Mr Duy’s post this morning was a bit longer than normal yet worth every character … his summary took me by surprise (see my bold below)
Bottom Line: I agree with the assessment that risks to the economy have grown in the past 6 months. Boiled down to the essentials, the economy is slowing to trend and the multiplying downside risks leave it vulnerable to slowing below trend. The yield curve is telling me that these shocks will not overwhelm the Fed. Powell & Co. can still sustain the expansion and are expected to do so. “Expected” is key of course; the slower the Fed moves, the more likely they are to miss the opportunity to avoid recession. A policy error is a very real potential outcome here. To enhance the odds of avoiding recession, I would advise the Fed to get a 50bp cut done at the next meeting. While I fully expect the Fed to ease at the September meeting, at the moment the Fed seems likely to stick with the less aggressive 25bp cut.
I’m watching these variables and the subsequent analysis as a guide to when / how much to gather more bonds / t-bills / utility stocks.
Update 8-15: Mr Duy updated his post yesterday given the bucket of economic data today fit into his paradigm perfectly – quote: “Bottom Line: It remains too early to see a recession in the data.

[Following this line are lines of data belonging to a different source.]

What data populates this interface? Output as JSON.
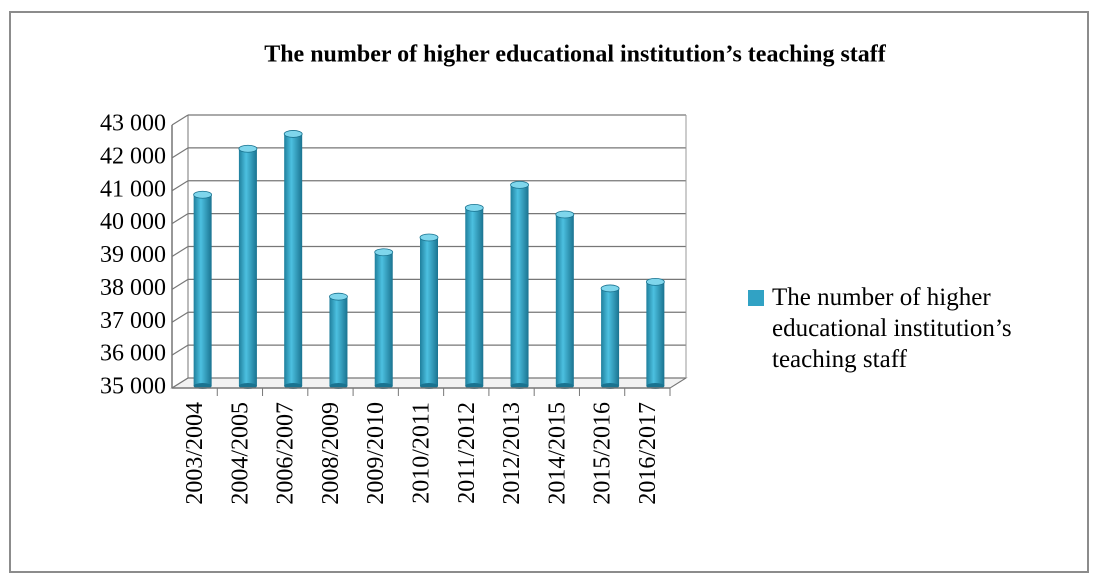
{
  "chart_data": {
    "type": "bar",
    "title": "The number of higher educational institution’s teaching staff",
    "categories": [
      "2003/2004",
      "2004/2005",
      "2006/2007",
      "2008/2009",
      "2009/2010",
      "2010/2011",
      "2011/2012",
      "2012/2013",
      "2014/2015",
      "2015/2016",
      "2016/2017"
    ],
    "series": [
      {
        "name": "The number of higher educational institution’s teaching staff",
        "color": "#31a2c4",
        "values": [
          41000,
          42400,
          42850,
          37900,
          39250,
          39700,
          40600,
          41300,
          40400,
          38150,
          38350
        ]
      }
    ],
    "ylim": [
      35000,
      43000
    ],
    "yticks": [
      {
        "value": 35000,
        "label": "35 000"
      },
      {
        "value": 36000,
        "label": "36 000"
      },
      {
        "value": 37000,
        "label": "37 000"
      },
      {
        "value": 38000,
        "label": "38 000"
      },
      {
        "value": 39000,
        "label": "39 000"
      },
      {
        "value": 40000,
        "label": "40 000"
      },
      {
        "value": 41000,
        "label": "41 000"
      },
      {
        "value": 42000,
        "label": "42 000"
      },
      {
        "value": 43000,
        "label": "43 000"
      }
    ],
    "grid": true,
    "legend": "right"
  }
}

It’s reasonable to worry about the pessimistic signal from the yield curve but even if it does foreshadow recession, a recession call now is likely still too early. “
New Deal Democrat (SA author) made a clear statement in weekly update that I found interesting. I am not sure that I agree, but the case made is rational and data-driven – quote: “The nowcast remains positive. The short-term forecast, which has been very volatile recently, and two weeks ago was briefly positive, since then has been slightly negative. But the big action has been in the long leading indicators, especially interest rates, which have now turned very positive. If Q2 corporate profits increase in the 2nd GDP report in three weeks, as they have in S&P corporate earnings, almost certainly I will go off recession watch.” (my bold)
Time will tell … careful observations and patience are my focus
Mr Duy comments on employment with 6 points; here is #6: quote – “6.) Still, there is a risk the Fed holds steady. In June, the Fed clearly signaled a rate cut in July. In July, we don’t have such a strong signal for September. It’s not in the bag. Things that I don’t think the Fed has come to terms with yet: 1.) if they want higher interest rates in the future, they need to keep rates lower now and 2.) the whole idea of getting rates well above 2% in a world where the major economies can’t hold 0% is just not going to work.”